In a recent study entitled “Complex Inflammation mRNA-Related Response in ALS is Region Dependent” characterizes the inflammatory response in patients with Amyotrophic lateral sclerosis (ALS)” published in the journal Neural Plasticity, a research team led by Isidre Ferrer from the L’Hospitalet de Llobregat in Spain detected alterations of inflammatory factors in the spinal cords and brains of ALS patients.
ALS, also known as Lou Gehrig’s disease or motor neuron disease, is a progressive neurodegenerative disorder caused by the death of upper (brain cortex) and lower (brain stem and spinal cord) motor neurons. ALS patients have muscle weakness and atrophy ultimately losing the ability to initiate and control all voluntary movement. About 30-40% of patients also show a significant cognitive impairment.
Motor neurons of ALS patients accumulate protein aggregates, common to other neurodegenerative diseases such as Alzheimer’s or Parkinson’s disease. Inflammatory changes in the Central Nervous System (CNS) are also shared by several neurodegenerative diseases and may contribute to their pathology.

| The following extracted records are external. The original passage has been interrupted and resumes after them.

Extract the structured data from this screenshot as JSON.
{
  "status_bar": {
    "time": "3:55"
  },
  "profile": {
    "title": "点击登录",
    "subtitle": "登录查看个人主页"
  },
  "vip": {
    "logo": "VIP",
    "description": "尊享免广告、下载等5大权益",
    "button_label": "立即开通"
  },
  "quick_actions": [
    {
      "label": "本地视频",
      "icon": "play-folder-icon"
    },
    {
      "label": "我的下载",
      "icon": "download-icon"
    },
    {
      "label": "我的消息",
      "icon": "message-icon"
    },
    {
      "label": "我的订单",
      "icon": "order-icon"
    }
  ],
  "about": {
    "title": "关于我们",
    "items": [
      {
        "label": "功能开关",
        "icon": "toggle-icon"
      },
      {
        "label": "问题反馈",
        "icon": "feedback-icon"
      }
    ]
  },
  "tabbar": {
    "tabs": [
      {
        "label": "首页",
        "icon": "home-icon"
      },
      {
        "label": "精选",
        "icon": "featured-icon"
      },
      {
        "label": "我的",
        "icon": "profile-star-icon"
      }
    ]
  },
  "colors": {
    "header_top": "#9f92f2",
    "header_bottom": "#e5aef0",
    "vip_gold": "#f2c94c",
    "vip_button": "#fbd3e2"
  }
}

In this study, researchers assessed the specific inflammatory responses in ALS using the same probes as in previous studies of Alzheimer’s disease. Their major goal was to provide a rationale for particular inflammation modulatory therapies in the different disorders. The team studied ALS patients’ brain and spinal cord tissue samples obtained from the Institute of Neuropathology Brain Bank and compared them to control cases.
The results demonstrated increased cellular markers of inflammation in glial cells, astrocytes and microglia in the spinal cord of ALS patients. These cells were producing factors known as pro-inflammatory cytokines such as IL-6 and TNF-a. Another inflammatory factor causing neurodegeneration, IL-1b, was detected in motor neurons of ALS patients. In contrast, a potent anti-inflammatory cytokine, IL-10, was sequestered in protein aggregates suggesting that its potential beneficial effect was lost in ALS patients.
Only ALS patients at terminal stages were studied and therefore information on the inflammatory changes upon disease progression are still lacking. Nevertheless, the authors concluded that this pattern of inflammation is specific for ALS since it differed from those described for Alzheimer’s, Parkinson’s and Creutzfeldt-Jakob’s disease. This study indicates that inflammation related responses are not identical within neurodegenerative diseases with abnormal protein aggregates. Based on these results, the authors suggested that “combined therapies are probably needed to cope with the multiple pathways and variegated molecules that converge in the process of inflammation in ALS”.